FOR THESE GIRLS, DEATH IS THE ONLY ESCAPE!
As part of its growing Asian Cult Cinema Collection line, Synapse Films has just released the tame (relative to its subgenre) 2005 J-Horror title Gurozuka directed by Yoichi Nishiyama. Anytime I review a foreign title without an English language dub (as Gurozuka's DVD is packaged), I feel obligated to start off by acknowledging that fact. Reading subtitles doesn't bother me, but I know many film enthusiasts who refuse to do so. If you fall into that camp, this first U.S. home video release of Gurozuka just is not for you.
Synapse's back cover blurb for Gurozuka likens it to such horror film classics as The Ring and Wes Craven's Scream. The comparisons are fair in terms of Gurozuka's plot, but let's be honest, the movie is nowhere near those touchstones in terms of quality.
Gurozuka tells the tale of a small group of young female students (it wasn't particularly clear if they were high school or college-aged) who reform a dormant movie-making club. It seems that seven years earlier, the original members of the club were filming out in the woods when one disappeared and another went insane. In any case, two members of the now-resurrected club find 8 MM footage from that earlier shoot showing a woman in a deigan mask killing another member. Displaying typical horror movie logic, the girls decide it would be a great idea if they all motored over to the creepy abandoned lodge in the middle of nowhere where this footage was shot to do their own filming. So, with their teacher Ms. Yoko - apparently a member of the original club when she was younger - in tow as a chaperone, they pack themselves into a van and drive off. Surprise of surprises, things do not go well for the pack of amateur movie makers - as they're menaced, eventually, by a figure in a blood-stained deigan mask similar to the one in the 8 MM footage.

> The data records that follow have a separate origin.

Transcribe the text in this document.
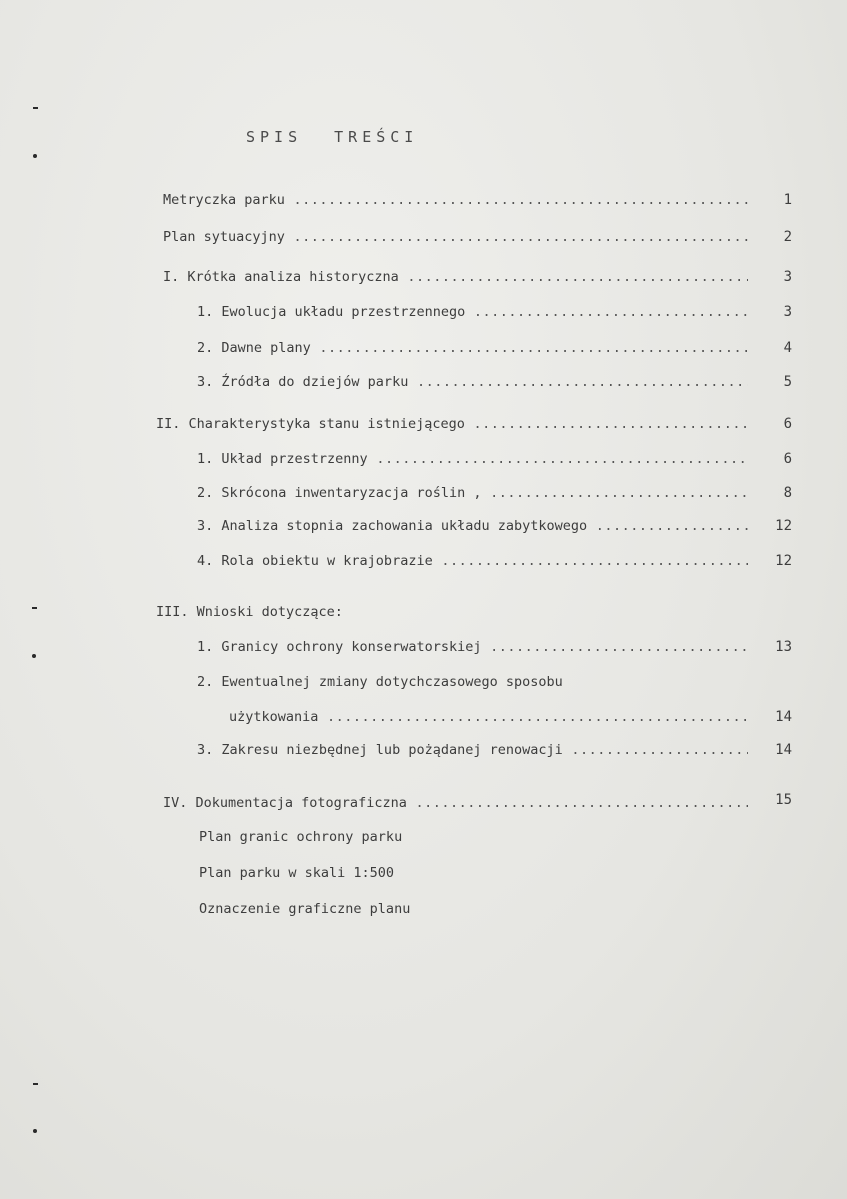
SPIS TREŚCI
Metryczka parku .....	1
Plan sytuacyjny .....	2
I. Krótka analiza historyczna .....	3
1. Ewolucja układu przestrzennego .....	3
2. Dawne plany .....	4
3. Źródła do dziejów parku .....	5
II. Charakterystyka stanu istniejącego .....	6
1. Układ przestrzenny .....	6
2. Skrócona inwentaryzacja roślin , .....	8
3. Analiza stopnia zachowania układu zabytkowego .....	12
4. Rola obiektu w krajobrazie .....	12
III. Wnioski dotyczące:
1. Granicy ochrony konserwatorskiej .....	13
2. Ewentualnej zmiany dotychczasowego sposobu
użytkowania .....	14
3. Zakresu niezbędnej lub pożądanej renowacji .....	14
IV. Dokumentacja fotograficzna .....	15
Plan granic ochrony parku
Plan parku w skali 1:500
Oznaczenie graficzne planu
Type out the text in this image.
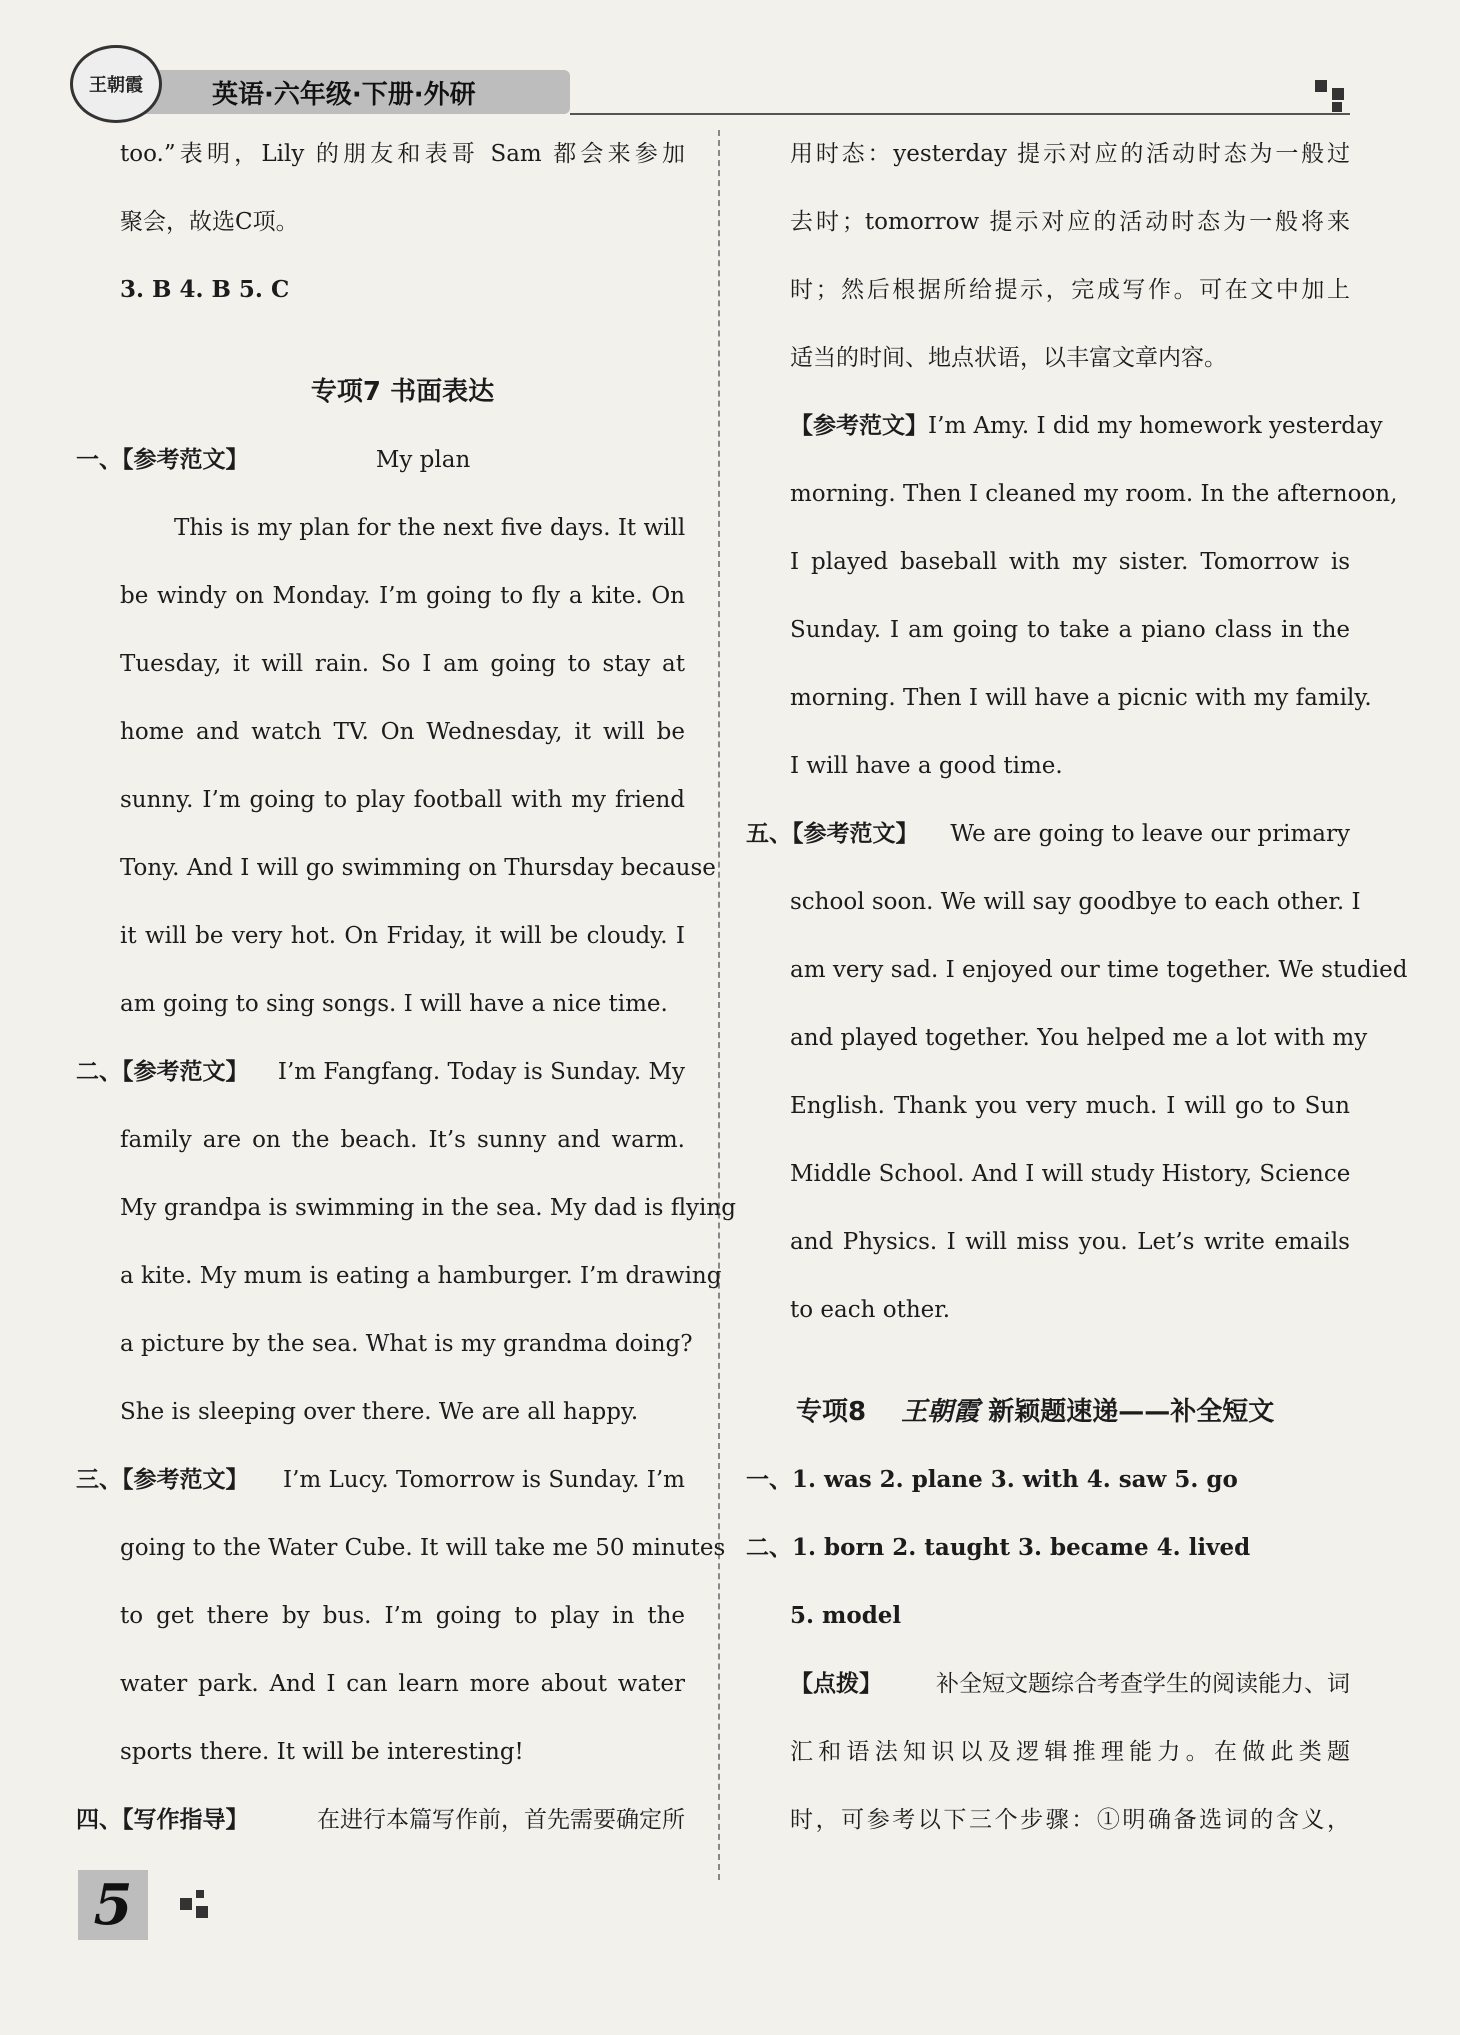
英语·六年级·下册·外研
王朝霞
too.”表明，Lily 的朋友和表哥 Sam 都会来参加
聚会，故选C项。
3. B 4. B 5. C
专项7 书面表达
一、【参考范文】	My plan
This is my plan for the next five days. It will
be windy on Monday. I’m going to fly a kite. On
Tuesday, it will rain. So I am going to stay at
home and watch TV. On Wednesday, it will be
sunny. I’m going to play football with my friend
Tony. And I will go swimming on Thursday because
it will be very hot. On Friday, it will be cloudy. I
am going to sing songs. I will have a nice time.
二、【参考范文】 I’m Fangfang. Today is Sunday. My
family are on the beach. It’s sunny and warm.
My grandpa is swimming in the sea. My dad is flying
a kite. My mum is eating a hamburger. I’m drawing
a picture by the sea. What is my grandma doing?
She is sleeping over there. We are all happy.
三、【参考范文】 I’m Lucy. Tomorrow is Sunday. I’m
going to the Water Cube. It will take me 50 minutes
to get there by bus. I’m going to play in the
water park. And I can learn more about water
sports there. It will be interesting!
四、【写作指导】	在进行本篇写作前，首先需要确定所
用时态：yesterday 提示对应的活动时态为一般过
去时；tomorrow 提示对应的活动时态为一般将来
时；然后根据所给提示，完成写作。可在文中加上
适当的时间、地点状语，以丰富文章内容。
【参考范文】 I’m Amy. I did my homework yesterday
morning. Then I cleaned my room. In the afternoon,
I played baseball with my sister. Tomorrow is
Sunday. I am going to take a piano class in the
morning. Then I will have a picnic with my family.
I will have a good time.
五、【参考范文】 We are going to leave our primary
school soon. We will say goodbye to each other. I
am very sad. I enjoyed our time together. We studied
and played together. You helped me a lot with my
English. Thank you very much. I will go to Sun
Middle School. And I will study History, Science
and Physics. I will miss you. Let’s write emails
to each other.
专项8 王朝霞 新颖题速递——补全短文
一、1. was 2. plane 3. with 4. saw 5. go
二、1. born 2. taught 3. became 4. lived
5. model
【点拨】 补全短文题综合考查学生的阅读能力、词
汇和语法知识以及逻辑推理能力。在做此类题
时，可参考以下三个步骤：①明确备选词的含义，
5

So yeah, the set-up of Gurozuka reflects The Ring with its haunting video (the girls transfer the 8 MM film to videotape to show the others) and Scream with its film-obsessed characters. Its premise is solid, albeit derivative, and the killer's deigan mask is simple yet effective in design, like a lot of slasher film antagonists' masks over the years.
However, the film itself was a bore for a good chunk of its running time. I'm always in favor of character development in horror films, an aspect that many choose to ignore, but Gurozuka expends too much emphasis on the girls' bickering and in-fighting. The all-female cast themselves are fine, but the script makes their characters out to be largely unsympathetic. Watching girls squabble over who may or may not be a lesbian, or one feeding another poisonous mushrooms in retaliation, just does not build much sympathy. And, it takes way too long for the masked figure to do much menacing outside of quick jump scares and momentary "nightmare" moments. This is a horror film, after all. That's one of the reasons I used the adjective tame to describe this film in the opening paragraph. Some bloodletting does occur, sometimes off-screen, and the finale is suitably intense - but it's a far cry from the gruesome opuses J-Horror fans may be accustomed to. The film is not rated, but I didn't think the violence here rose much above PG-13 levels.
So, over all, Gurozuka does offer up some tense moments, but its build-up is too slow and its characters unengaging. Horror hounds who are really into Asian fare may want to check it out - but this import is definitely for cult audiences only. Rent it, if you're curious.
Synapse Films gives Gurozuka an anamorphic widescreen presentation with a 1.85:1 aspect ratio. The film looked decent enough, with strong colors and details.
The lone audio track is a lean and mean Dolby Digital 2.0 Stereo affair in the native Japanese language. Dialogue is always clear, but the film's score comes off as aggressively overbearing, especially in scare and action scenes. Optional subtitles are available in English.
The main extra is a Making Of featurette (23:01) that focuses on the all-female cast members as they joke around on set and at the after party. They also complain about the cold weather (the film was shot in February around Valentine's Day) and a flu that was going around. Subtitles are provided, and the extra is in a 1.33:1 aspect ratio. In addition, the DVD has a trailer for Gurozuka itself.
Synapse Films may be correct in advertising the latest addition to their Asian Cult Cinema Collection, 2005's Gurozuka, as being "in the tradition of Scream and genre-bending Japanese classic, The Ring" - but perhaps there's a reason that it took seven years for this import to make its way to the United States. The plot is fairly derivative. Some effective scares are present in the finale, but the film needed more from its deigan-masked antagonist and less from its unengaging characters. Still, cult fans of J-Horror may want to check it out, so I'll go with a "Rent It" recommendation.